Breakthroughs in CML Blast Phase Treatment: Combination Therapy to Restore Chronic Phase

Although CML blast phase (CML-BP) is rare, it remains one of the most challenging stages of the disease, with extremely poor prognosis and no standardized induction regimen capable of fully restoring patients to chronic phase for long-term disease control. Research efforts continue worldwide to address these challenges. Leading medical centers in the UK, the MD Anderson Cancer Center in the US, and multiple institutions in France have conducted studies aimed at optimizing treatment strategies to prolong survival and potentially return advanced-stage patients to chronic phase.

In recent years, CML blast phase treatment has gained increasing attention at international CML-focused sessions. Jiang’s team contributed to these discussions at the 2024 EHA Annual Meeting, presenting a poster study on third-generation TKIs combined with the hypomethylating agent azacitidine for CML-BP treatment. The single-center study explored response rates and biomarkers associated with treatment outcomes. The combination therapy demonstrated a remarkable response rate, with over 70% of patients successfully returning to chronic phase, and showed a favorable safety profile.

For patients who achieved high response rates, some were able to undergo allogeneic hematopoietic stem cell transplantation (allo-HSCT) as a consolidation strategy to extend survival. Those ineligible for transplantation benefited from long-term treatment with this regimen, maintaining disease control. Moreover, the study identified biomarkers that could predict treatment responses, providing valuable insights into personalized therapy selection for CML-BP patients.

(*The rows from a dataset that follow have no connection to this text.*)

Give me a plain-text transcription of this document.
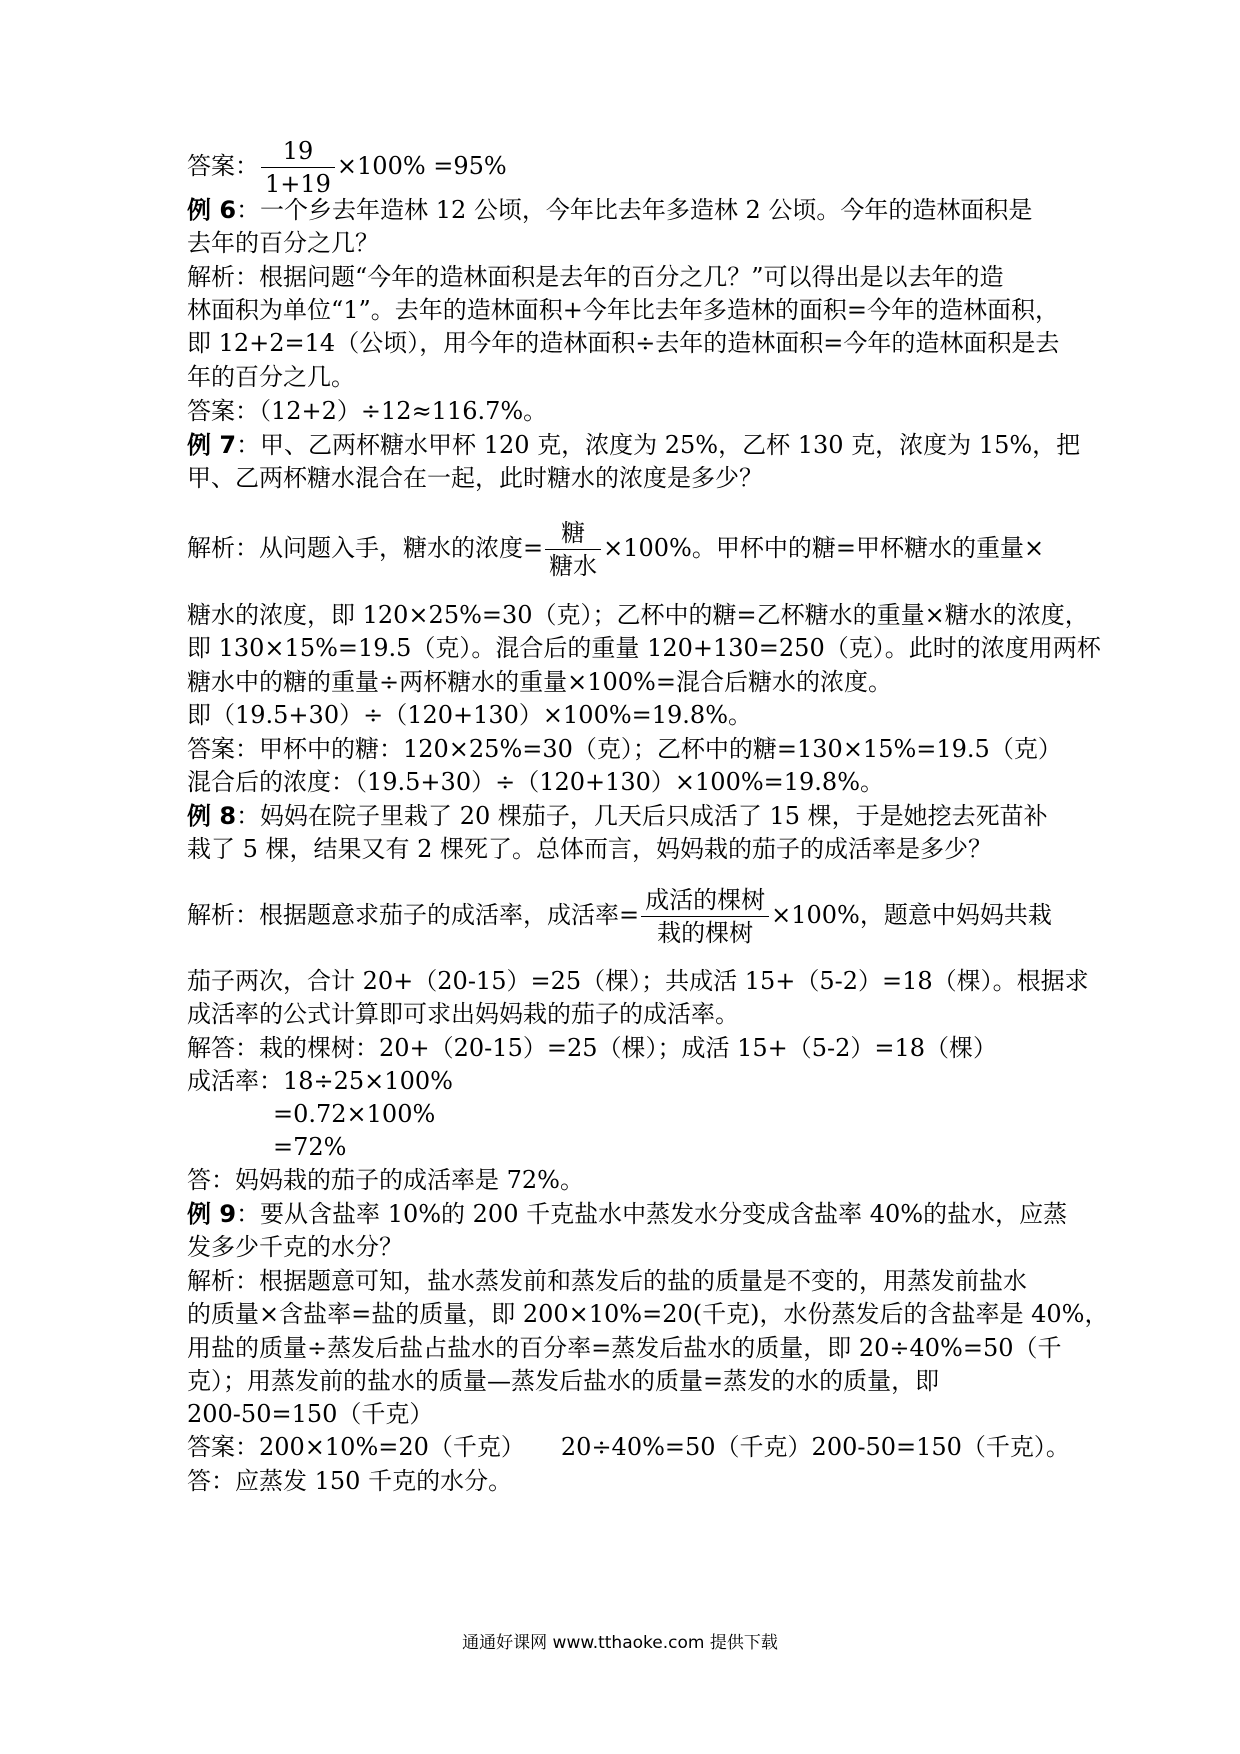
答案： $\frac{19}{1+19} \times 100\% =95\%$
例 6：一个乡去年造林 12 公顷，今年比去年多造林 2 公顷。今年的造林面积是
去年的百分之几？
解析：根据问题“今年的造林面积是去年的百分之几？”可以得出是以去年的造
林面积为单位“1”。去年的造林面积+今年比去年多造林的面积=今年的造林面积，
即 12+2=14（公顷），用今年的造林面积÷去年的造林面积=今年的造林面积是去
年的百分之几。
答案：（12+2）÷12≈116.7%。
例 7：甲、乙两杯糖水甲杯 120 克，浓度为 25%，乙杯 130 克，浓度为 15%，把
甲、乙两杯糖水混合在一起，此时糖水的浓度是多少？
解析：从问题入手，糖水的浓度= $\frac{\text{糖}}{\text{糖水}} \times 100\%$。甲杯中的糖=甲杯糖水的重量×
糖水的浓度，即 120×25%=30（克）；乙杯中的糖=乙杯糖水的重量×糖水的浓度，
即 130×15%=19.5（克）。混合后的重量 120+130=250（克）。此时的浓度用两杯
糖水中的糖的重量÷两杯糖水的重量×100%=混合后糖水的浓度。
即（19.5+30）÷（120+130）×100%=19.8%。
答案：甲杯中的糖：120×25%=30（克）；乙杯中的糖=130×15%=19.5（克）
混合后的浓度：（19.5+30）÷（120+130）×100%=19.8%。
例 8：妈妈在院子里栽了 20 棵茄子，几天后只成活了 15 棵，于是她挖去死苗补
栽了 5 棵，结果又有 2 棵死了。总体而言，妈妈栽的茄子的成活率是多少？
解析：根据题意求茄子的成活率，成活率= $\frac{\text{成活的棵树}}{\text{栽的棵树}} \times 100\%$，题意中妈妈共栽
茄子两次，合计 20+（20-15）=25（棵）；共成活 15+（5-2）=18（棵）。根据求
成活率的公式计算即可求出妈妈栽的茄子的成活率。
解答：栽的棵树：20+（20-15）=25（棵）；成活 15+（5-2）=18（棵）
成活率：18÷25×100%
=0.72×100%
=72%
答：妈妈栽的茄子的成活率是 72%。
例 9：要从含盐率 10%的 200 千克盐水中蒸发水分变成含盐率 40%的盐水，应蒸
发多少千克的水分？
解析：根据题意可知，盐水蒸发前和蒸发后的盐的质量是不变的，用蒸发前盐水
的质量×含盐率=盐的质量，即 200×10%=20(千克)，水份蒸发后的含盐率是 40%，
用盐的质量÷蒸发后盐占盐水的百分率=蒸发后盐水的质量，即 20÷40%=50（千
克）；用蒸发前的盐水的质量—蒸发后盐水的质量=蒸发的水的质量，即
200-50=150（千克）
答案：200×10%=20（千克）　　20÷40%=50（千克）200-50=150（千克）。
答：应蒸发 150 千克的水分。
通通好课网 www.tthaoke.com 提供下载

These findings enhance the understanding of therapeutic strategies for CML blast phase and deepen knowledge of the disease’s biological characteristics. Jiang’s team is currently exploring more refined combination regimens tailored to blast phase patients, aiming to expand treatment options and improve long-term outcomes.

Conclusion

Reflecting on 2024, significant progress was made in CML research, offering new hope for patients. However, challenges remain, particularly in optimizing treatment discontinuation strategies, overcoming resistance, and improving blast phase management. Looking ahead, continued efforts in basic research and clinical practice will be critical in refining treatment approaches and advancing precision medicine and individualized therapies for CML. With ongoing scientific advancements and novel drug developments, there is growing optimism that CML patients will achieve longer survival, improved quality of life, and, ultimately, long-term disease control or even a cure.